Os trabalhadores mais pobres, os grandes beneficiados com a estabilização da moeda, foram os que registraram a maior queda de renda este ano. No primeiro semestre, os rendimentos reais obtidos pelos 10% mais pobres da população ocupada na Região Metropolitana de São Paulo, com ganho de até R$ 151 em junho, recuaram 15,6%, segundo pesquisa de emprego e desemprego da Fundação Seade em convênio com o Dieese. Nesse período, o rendimento dos 10% mais ricos da população ocupada, com renda acima de R$ 1.999, recuou apenas 0,7%.
Segundo o coordenador ténico do Dieese, Antonio Prado, essa redução dos rendimentos reais da população ocupada mais pobre decorre de mundanças nos preços relativos da economia. Para enfrentar a guerra de preços existente hoje no setor de serviços, que normalmente emprega grande contingente dos mais pobres e desqualificados, os empregadores estariam substituindo a mão-de-obra mais cara pela mais barata. Com isso, o rendimento dos trabalhadores mais pobres estaria recuando ainda mais.
Segundo o diretor-executivo da Fundação Seade, Pedro Paulo Martoni Branco, os ganhos obtidos por essa camada da população com o Plano Real ainda não teriam sido perdidos totalmente. Mas essa retração explicaria, em parte, a redução no consumo de alimentos registrada pelos supermercados nos últimos meses.
A pesquisa mostra que a massa de rendimento real da população ocupada em junho na região metropolitana de São Paulo caiu 0,5% em relação ao mês anterior por causa da retração de 0,9% na renda média.
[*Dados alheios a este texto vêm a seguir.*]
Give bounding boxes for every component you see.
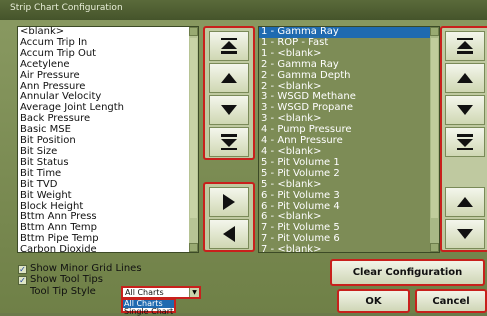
tool-tips-label: Show Tool Tips [30, 274, 103, 285]
scroll-down-arrow-icon[interactable] [189, 243, 198, 252]
list-item[interactable]: 2 - Gamma Depth [259, 70, 439, 82]
move-top-button[interactable] [209, 31, 249, 61]
list-item[interactable]: 5 - <blank> [259, 179, 439, 191]
tool-tips-checkbox[interactable]: ✓ [18, 276, 27, 285]
scroll-down-arrow-icon[interactable] [430, 243, 439, 252]
move-up-right-button[interactable] [445, 63, 485, 93]
up-arrow-icon [457, 73, 473, 83]
down-arrow-icon [457, 105, 473, 115]
minor-grid-label: Show Minor Grid Lines [30, 263, 142, 274]
chart-up-button[interactable] [445, 187, 485, 217]
selected-list-scrollbar[interactable] [430, 27, 439, 252]
list-item[interactable]: Air Pressure [18, 70, 198, 82]
scroll-up-arrow-icon[interactable] [430, 27, 439, 36]
available-channels-list[interactable]: <blank> Accum Trip In Accum Trip Out Acetyl… [17, 26, 199, 253]
down-arrow-icon [457, 229, 473, 239]
move-down-right-button[interactable] [445, 95, 485, 125]
title-bar: Strip Chart Configuration [0, 0, 487, 20]
scroll-thumb[interactable] [190, 38, 197, 218]
double-down-arrow-icon [457, 134, 473, 150]
chevron-down-icon[interactable]: ▼ [189, 288, 199, 297]
add-remove-buttons-frame [203, 182, 255, 252]
chart-down-button[interactable] [445, 219, 485, 249]
list-item[interactable]: Carbon Dioxide [18, 244, 198, 252]
list-item[interactable]: Bit TVD [18, 179, 198, 191]
right-order-buttons-frame [440, 26, 487, 252]
move-bottom-button[interactable] [209, 127, 249, 157]
left-order-buttons-frame [203, 26, 255, 160]
down-arrow-icon [221, 105, 237, 115]
double-up-arrow-icon [457, 38, 473, 54]
strip-chart-config-window: Strip Chart Configuration <blank> Accum T… [0, 0, 487, 316]
double-down-arrow-icon [221, 134, 237, 150]
tool-tip-style-label: Tool Tip Style [30, 286, 96, 297]
list-item[interactable]: Bit Weight [18, 190, 198, 202]
available-list-scrollbar[interactable] [189, 27, 198, 252]
tool-tip-style-value: All Charts [125, 288, 164, 297]
move-down-button[interactable] [209, 95, 249, 125]
ok-label: OK [365, 295, 382, 307]
clear-configuration-label: Clear Configuration [352, 267, 463, 278]
move-up-button[interactable] [209, 63, 249, 93]
scroll-thumb[interactable] [431, 38, 438, 218]
right-arrow-icon [223, 194, 235, 210]
clear-configuration-button[interactable]: Clear Configuration [330, 259, 485, 286]
cancel-label: Cancel [432, 295, 470, 307]
ok-button[interactable]: OK [337, 289, 410, 313]
dropdown-option[interactable]: Single Chart [123, 308, 174, 316]
list-item[interactable]: 6 - Pit Volume 3 [259, 190, 439, 202]
move-bottom-right-button[interactable] [445, 127, 485, 157]
up-arrow-icon [457, 197, 473, 207]
selected-channels-list[interactable]: 1 - Gamma Ray 1 - ROP - Fast 1 - <blank> 2 … [258, 26, 440, 253]
available-items-container: <blank> Accum Trip In Accum Trip Out Acetyl… [18, 27, 198, 252]
remove-channel-button[interactable] [209, 219, 249, 249]
list-item[interactable]: 2 - Gamma Ray [259, 59, 439, 71]
tool-tip-style-dropdown: All Charts Single Chart [121, 298, 176, 316]
add-channel-button[interactable] [209, 187, 249, 217]
move-top-right-button[interactable] [445, 31, 485, 61]
scroll-up-arrow-icon[interactable] [189, 27, 198, 36]
window-title: Strip Chart Configuration [10, 3, 123, 13]
cancel-button[interactable]: Cancel [415, 289, 487, 313]
left-arrow-icon [223, 226, 235, 242]
minor-grid-checkbox[interactable]: ✓ [18, 265, 27, 274]
double-up-arrow-icon [221, 38, 237, 54]
up-arrow-icon [221, 73, 237, 83]
list-item[interactable]: 7 - <blank> [259, 244, 439, 252]
list-item[interactable]: Acetylene [18, 59, 198, 71]
selected-items-container: 1 - Gamma Ray 1 - ROP - Fast 1 - <blank> 2 … [259, 27, 439, 252]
O rendimento real médio dos ocupados continuou em queda pelo terceiro mês consecutivo, com recuo de 1,2% em junho (R$ 853) sobre o mês anterior.
Já a massa de salários voltou a crescer depois de dois meses consecutivos de queda. Em junho, a massa de salários aumentou 2,6% sobre maio por conta do crescimento de 2,3% no salário médio real e de 0,3% no emprego na comparação com maio. O rendimento real dos assalariados aumentou em junho 1,9% sobre maio, totalizando um salário de (R$ 860), quase o mesmo nível de março deste ano.
O rendimento real dos assalariados do setor privado foi maior em 4,6% para aqueles que não têm carteira assinada, ante 0,6% para os trabalhadores contratados formalmente. ‘‘Essa variação é muito expressiva tendo em vista que a moeda está estabilizada’’, observa Martoni Branco. Ele explica que o ajuste, feito especialmente pela indústria, tem ocorrido entre a mão-de-obra menos qualificada em com salários menores.
Um estudo realizado pela Fundação Seade e o Dieese para medir a mobilidade da mãos-de-obra na década de 90 confirma a tese de que os serviços são responsáveis por absorver boa parte dos trabalhadores desempregados em outros setores. Entre 1990 e 1997, das pessoas que trocaram de emprego nesse período, 8,3% dos trabalhadores que estavam alocados na indústria e 5,8% que estavam no comércio passaram para o setor de serviços.